03. What is your favorite thing about the Detroit startup scene?

That’s a good one – when groups have done ice-breaking exercises in the past, I would always say my “superpower” is that I know how to endure.  When people would ask what do people find most surprising about you, I would usually say some version of “people don’t see me coming”. That’s Detroit.  

I’ve watched Detroit endure and grow to heights and bounds most folks never imagined. We created a lot of value solving problems from what were initially very little resources and with a lot of questions. We’ve grown it to a statewide powerhouse, scaling business, winning rankings and beating the competition. This is the essence of entrepreneurship.  They never saw us coming. I love our commitment to innovation and technology.  We were the original home of innovation and ingenuity! I love our diversity, being the largest majority-minority city in the country is a badge of honor we use to our advantage.  And definitely the venture ecosystem, I’ve had a hand in building it from the ground up - a great deal overlapping in partnership with Techstars - but our ecosystem is strong, broad in our areas of innovation, resilient in our application of grit and supportive community that knows how to help startups grow.

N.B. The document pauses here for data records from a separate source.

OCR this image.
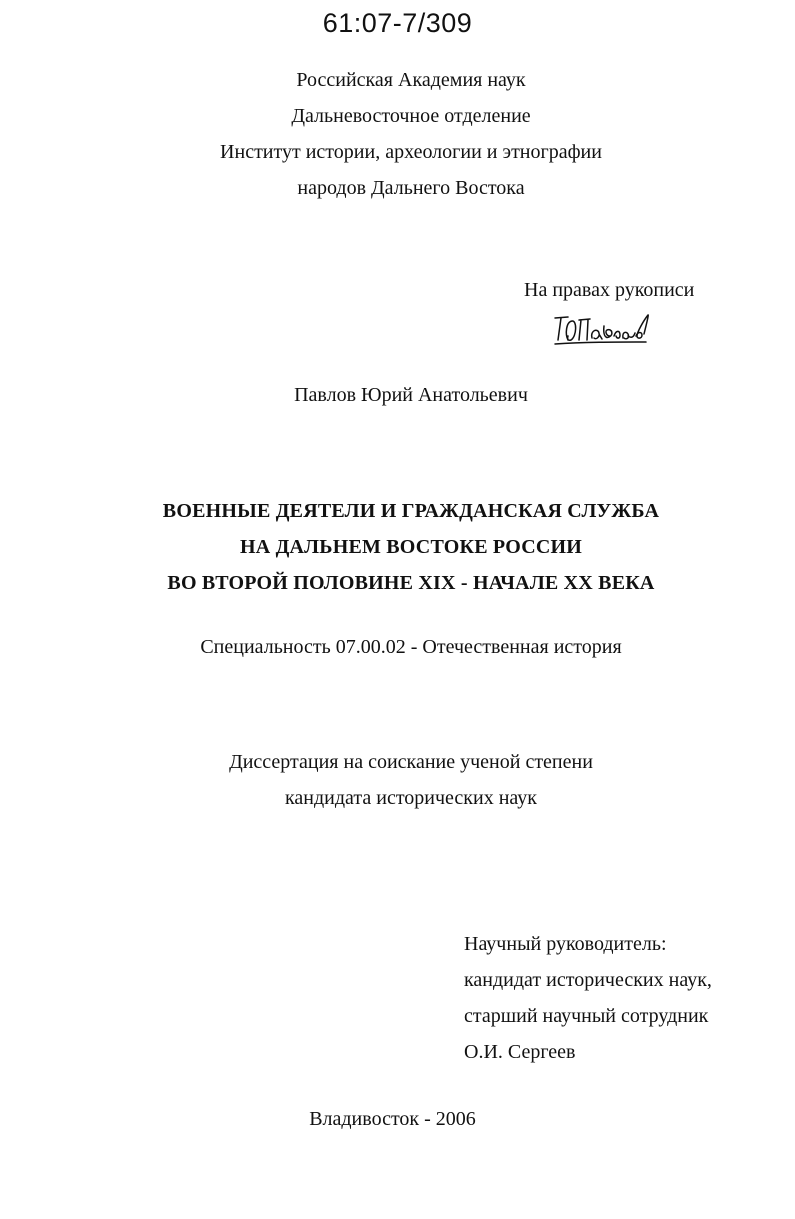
61:07-7/309
Российская Академия наук
Дальневосточное отделение
Институт истории, археологии и этнографии
народов Дальнего Востока
На правах рукописи
Павлов Юрий Анатольевич
ВОЕННЫЕ ДЕЯТЕЛИ И ГРАЖДАНСКАЯ СЛУЖБА
НА ДАЛЬНЕМ ВОСТОКЕ РОССИИ
ВО ВТОРОЙ ПОЛОВИНЕ XIX - НАЧАЛЕ XX ВЕКА
Специальность 07.00.02 - Отечественная история
Диссертация на соискание ученой степени
кандидата исторических наук
Научный руководитель:
кандидат исторических наук,
старший научный сотрудник
О.И. Сергеев
Владивосток - 2006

04. What does our partner J.P. Morgan bring to the accelerator?

Startups face challenges at every stage. However, financial challenges can abruptly end a startup’s vision for their product, team, or growth. J.P. Morgan has the expertise, financial solutions, and network to support the disruptors of today and leaders of tomorrow. This program represents Techstars and J.P. Morgan’s belief that diversity and inclusion are the catalysts of innovation and growth. In supporting early-stage startups, J.P. Morgan believes it can help build a future with stronger companies led by underrepresented, diverse founders.

For J.P. Morgan, it’s about changing the entire ecosystem because while talent is distributed equally, opportunity is not. Backing diverse founders leads to a reinvestment in their communities and expanding access for others. J.P. Morgan has made longstanding, large-scale investments in cities to support local initiatives, entrepreneurs, and the environment with over $30 billion committed to advancing racial equity in 2020 and $2.5 trillion towards green initiatives by 2030.

J.P. Morgan’s partnership with Techstars shows their commitment to supporting inclusive accelerators that create opportunities for diverse, early-stage founders. As a part of this partnership, J.P. Morgan will offer an integrated suite of services to founders in this accelerator that extend beyond the 13-week program. This includes, but is not limited to, access to banking, wealth management, and advisory solutions accessible through their local and commercial banking specialists.

05. What is one lesson you would share with your younger self?

Do it afraid! When I look back at all the amazing moments in my life, all the gains and wins, and contrast them with all the setbacks and losses, I don’t regret those - I regret the moments I overanalyzed a situation and let fear control my actions. Years ago, Oprah’s team called to profile and highlight me and my co-founders for a huge live event they were doing. I wasn’t ready and overanalyzed how to perfect my approach and answers to her questions and PR requests. I lost that opportunity. I’d tell my younger self to be much more afraid and reap the benefits!